DUP deputy leader Peter Robinson has told the Billy Wright inquiry that the LVF leader had information that David Ervine warned John Major in 1996 that the loyalist paramilitary was causing difficulties and had to be "dealt with".
He was one of the most outspoken campaigners for an inquiry into Billy Wright's murder and today Peter Robinson became its first high-profile political witness.
Mr Robinson has for years demanded answers about how INLA gunmen were able to murder the LVF leader with such ease in the Maze Prison in December 1997.
Wright's father David who claims there was state collusion in the murder was in Banbridge court to listen to Mr Robinson. Mr Robinson spent 75 minutes in the witness box. His evidence centred on two meetings he had with Wright.
At the first in his constituency office in Belfast in the summer of 1996, Wright told him he feared loyalists were planning to kill him. At the second meeting at Maghaberry Prison, Wright said he believed republicans were plotting to murder him.

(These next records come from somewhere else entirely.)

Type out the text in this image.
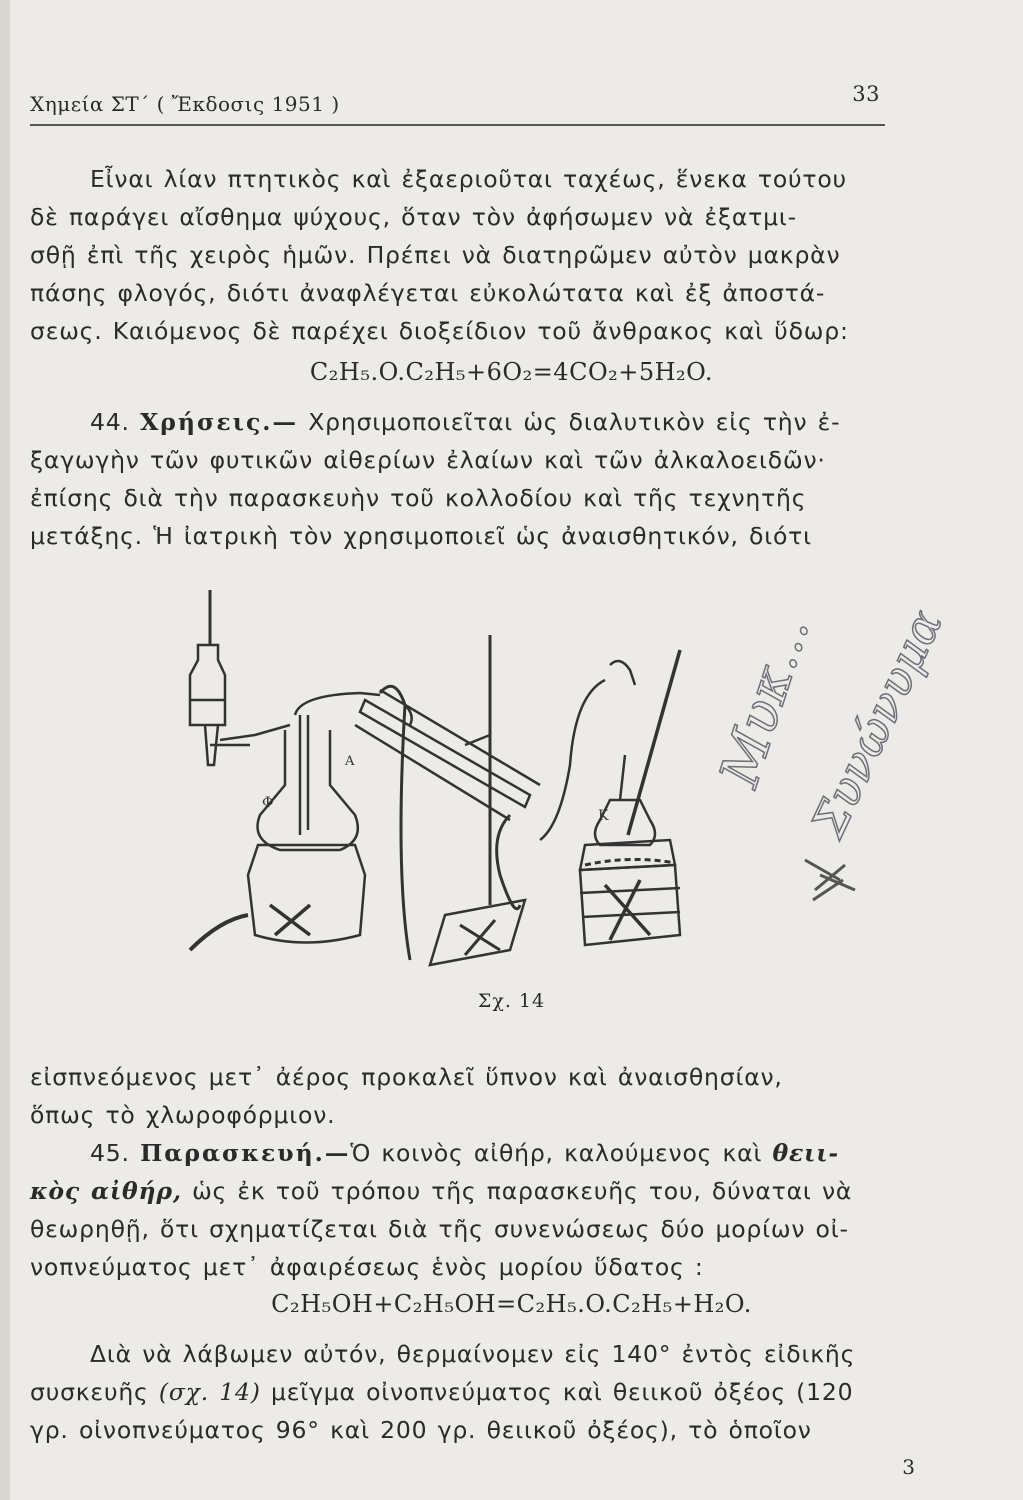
Χημεία ΣΤ΄ ( Ἔκδοσις 1951 )	33

Εἶναι λίαν πτητικὸς καὶ ἐξαεριοῦται ταχέως, ἕνεκα τούτου

δὲ παράγει αἴσθημα ψύχους, ὅταν τὸν ἀφήσωμεν νὰ ἐξατμι-

σθῇ ἐπὶ τῆς χειρὸς ἡμῶν. Πρέπει νὰ διατηρῶμεν αὐτὸν μακρὰν

πάσης φλογός, διότι ἀναφλέγεται εὐκολώτατα καὶ ἐξ ἀποστά-

σεως. Καιόμενος δὲ παρέχει διοξείδιον τοῦ ἄνθρακος καὶ ὕδωρ:

C₂H₅.O.C₂H₅+6O₂=4CO₂+5H₂O.

44. Χρήσεις.— Χρησιμοποιεῖται ὡς διαλυτικὸν εἰς τὴν ἐ-

ξαγωγὴν τῶν φυτικῶν αἰθερίων ἐλαίων καὶ τῶν ἀλκαλοειδῶν·

ἐπίσης διὰ τὴν παρασκευὴν τοῦ κολλοδίου καὶ τῆς τεχνητῆς

μετάξης. Ἡ ἰατρικὴ τὸν χρησιμοποιεῖ ὡς ἀναισθητικόν, διότι

Α
Φ
Κ
Σχ. 14
Μυκ...
Συνώνυμα

εἰσπνεόμενος μετ᾽ ἀέρος προκαλεῖ ὕπνον καὶ ἀναισθησίαν,

ὅπως τὸ χλωροφόρμιον.

45. Παρασκευή.—Ὁ κοινὸς αἰθήρ, καλούμενος καὶ θειι-

κὸς αἰθήρ, ὡς ἐκ τοῦ τρόπου τῆς παρασκευῆς του, δύναται νὰ

θεωρηθῇ, ὅτι σχηματίζεται διὰ τῆς συνενώσεως δύο μορίων οἰ-

νοπνεύματος μετ᾽ ἀφαιρέσεως ἑνὸς μορίου ὕδατος :

C₂H₅OH+C₂H₅OH=C₂H₅.O.C₂H₅+H₂O.

Διὰ νὰ λάβωμεν αὐτόν, θερμαίνομεν εἰς 140° ἐντὸς εἰδικῆς

συσκευῆς (σχ. 14) μεῖγμα οἰνοπνεύματος καὶ θειικοῦ ὀξέος (120

γρ. οἰνοπνεύματος 96° καὶ 200 γρ. θειικοῦ ὀξέος), τὸ ὁποῖον

3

Mr Robinson said that the first meeting came in the wake of Drumcree 1996, when Wright was a prominent figure during the stand-off.
He said Wright told him about his concerns about a meeting between loyalist politicians and the then British Prime Minister John Major in Downing Street.
Mr Robinson said one of the politicians had confided to Wright that David Ervine told Mr Major that the LVF leader was causing difficulties and needed to be - in his words - dealt with.